Win-Win Kernelization for Degree Sequence Completion Problems

TL;DR

This paper introduces a kernelization approach for degree sequence completion problems, providing fixed-parameter algorithms for edge addition cases and establishing polynomial kernelizability, thus advancing preprocessing techniques for NP-hard graph problems.

Contribution

The paper presents a novel kernelization method for degree sequence completion problems, transforming graph problems into number problems and solving them efficiently.

Findings

Fixed-parameter tractability for edge addition problems.

No similar results for vertex or edge deletion cases.

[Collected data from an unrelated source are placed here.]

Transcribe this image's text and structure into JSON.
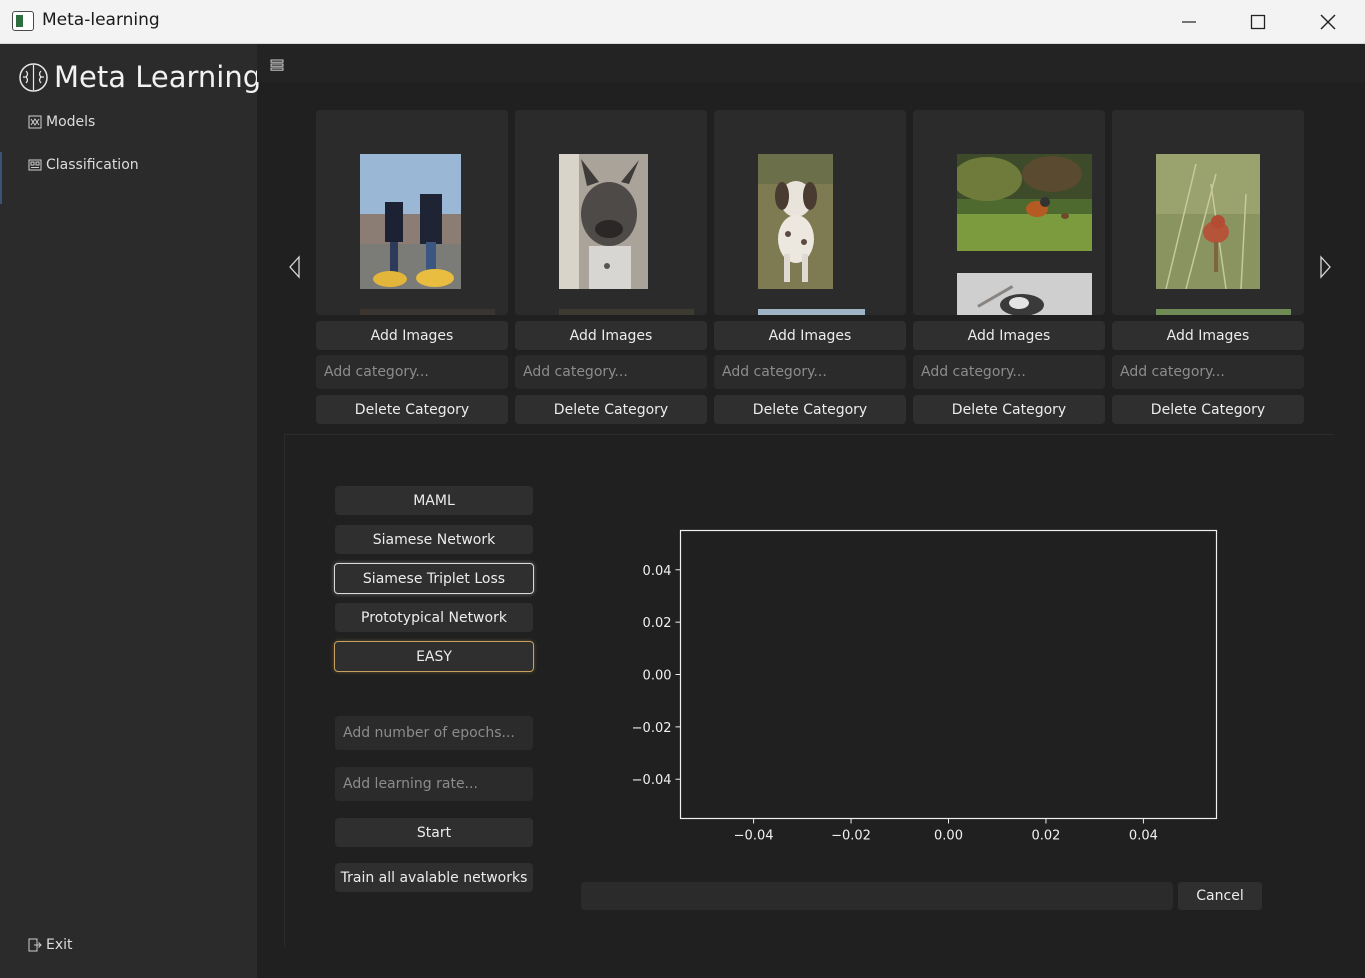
{
  "window": {
    "title": "Meta-learning",
    "controls": [
      "minimize-icon",
      "maximize-icon",
      "close-icon"
    ]
  },
  "sidebar": {
    "brand_title": "Meta Learning",
    "brand_icon": "brain-icon",
    "items": [
      {
        "label": "Models",
        "icon": "network-icon"
      },
      {
        "label": "Classification",
        "icon": "image-gallery-icon"
      }
    ],
    "exit_label": "Exit",
    "exit_icon": "exit-icon"
  },
  "toolbar": {
    "menu_icon": "hamburger-menu-icon"
  },
  "carousel": {
    "prev_icon": "chevron-left-icon",
    "next_icon": "chevron-right-icon",
    "categories": [
      {
        "add_images": "Add Images",
        "placeholder": "Add category...",
        "delete": "Delete Category",
        "thumbnail": "two people in yellow clogs"
      },
      {
        "add_images": "Add Images",
        "placeholder": "Add category...",
        "delete": "Delete Category",
        "thumbnail": "french bulldog"
      },
      {
        "add_images": "Add Images",
        "placeholder": "Add category...",
        "delete": "Delete Category",
        "thumbnail": "hound dog on grass"
      },
      {
        "add_images": "Add Images",
        "placeholder": "Add category...",
        "delete": "Delete Category",
        "thumbnail": "robin on grass"
      },
      {
        "add_images": "Add Images",
        "placeholder": "Add category...",
        "delete": "Delete Category",
        "thumbnail": "bird on grass stem"
      }
    ]
  },
  "training": {
    "models": [
      "MAML",
      "Siamese Network",
      "Siamese Triplet Loss",
      "Prototypical Network"
    ],
    "selected_model": "Siamese Triplet Loss",
    "difficulty": "EASY",
    "epochs_placeholder": "Add number of epochs...",
    "learning_rate_placeholder": "Add learning rate...",
    "start_label": "Start",
    "train_all_label": "Train all avalable networks",
    "cancel_label": "Cancel",
    "progress": 0
  },
  "colors": {
    "background": "#202020",
    "sidebar": "#2b2b2b",
    "button": "#2f2f2f",
    "selected_border": "#d9d9d9",
    "difficulty_border": "#c8a060"
  },
  "chart_data": {
    "type": "line",
    "title": "",
    "xlabel": "",
    "ylabel": "",
    "xlim": [
      -0.055,
      0.055
    ],
    "ylim": [
      -0.055,
      0.055
    ],
    "x_ticks": [
      "−0.04",
      "−0.02",
      "0.00",
      "0.02",
      "0.04"
    ],
    "y_ticks": [
      "0.04",
      "0.02",
      "0.00",
      "−0.02",
      "−0.04"
    ],
    "series": [],
    "grid": false
  }
}
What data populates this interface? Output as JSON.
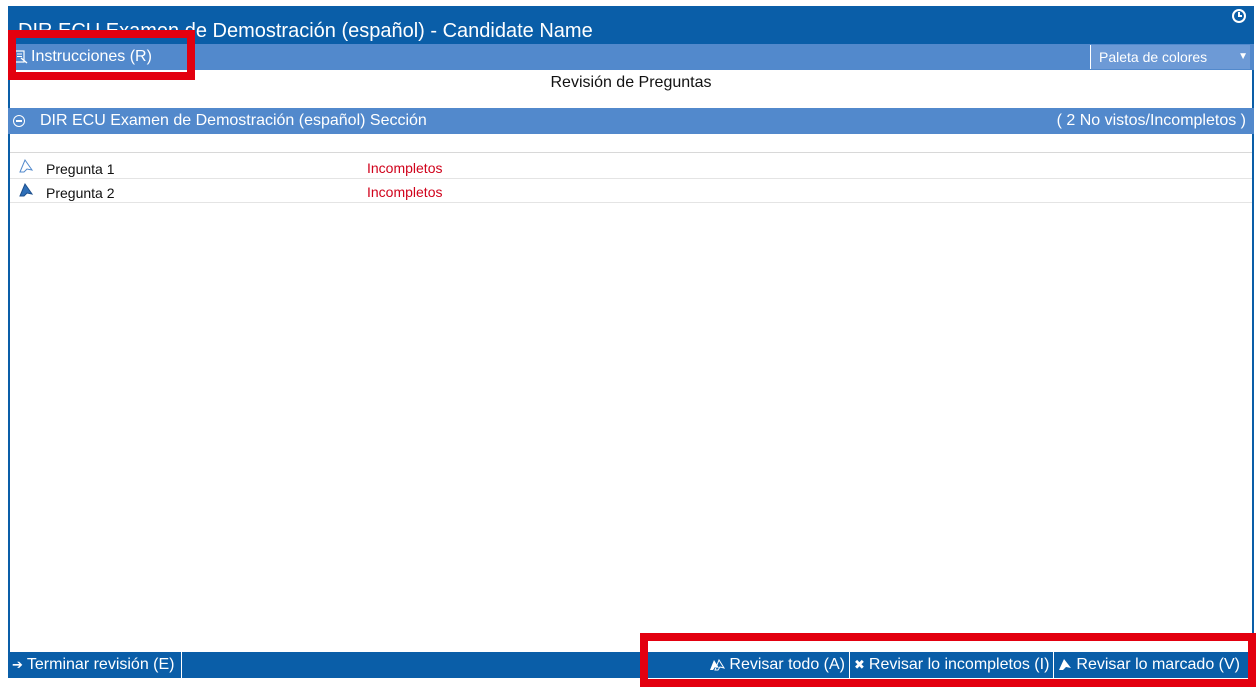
{
  "window": {
    "title": "DIR ECU Examen de Demostración (español) - Candidate Name"
  },
  "toolbar": {
    "instructions_label": "Instrucciones (R)",
    "palette_label": "Paleta de colores"
  },
  "page": {
    "heading": "Revisión de Preguntas"
  },
  "section": {
    "title": "DIR ECU Examen de Demostración (español) Sección",
    "status": "( 2 No vistos/Incompletos )"
  },
  "questions": [
    {
      "label": "Pregunta 1",
      "status": "Incompletos",
      "icon": "flag-outline-icon"
    },
    {
      "label": "Pregunta 2",
      "status": "Incompletos",
      "icon": "flag-filled-icon"
    }
  ],
  "footer": {
    "end_review_label": "Terminar revisión (E)",
    "review_all_label": "Revisar todo (A)",
    "review_incomplete_label": "Revisar lo incompletos (I)",
    "review_flagged_label": "Revisar lo marcado (V)"
  },
  "colors": {
    "title_bar": "#0a5ea8",
    "toolbar": "#5289cc",
    "status_red": "#d0021b",
    "highlight_red": "#e3000f"
  }
}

Polynomial kernelization for Degree Constraint Edge Addition.

Abstract

We study provably effective and efficient data reduction for a class of NP-hard graph modification problems based on vertex degree properties. We show fixed-parameter tractability for NP-hard graph completion (that is, edge addition) cases while we show that there is no hope to achieve analogous results for the corresponding vertex or edge deletion versions. Our algorithms are based on transforming graph completion problems into efficiently solvable number problems and exploiting f-factor computations for translating the results back into the graph setting. Our core observation is that we encounter a win-win situation: either the number of edge additions is small or the problem is polynomial-time solvable. This approach helps in answering an open question by Mathieson and Szeider [JCSS 2012] concerning the polynomial kernelizability of Degree Constraint Edge Addition and leads to a general method of approaching polynomial-time preprocessing for a wider class of degree sequence completion problems.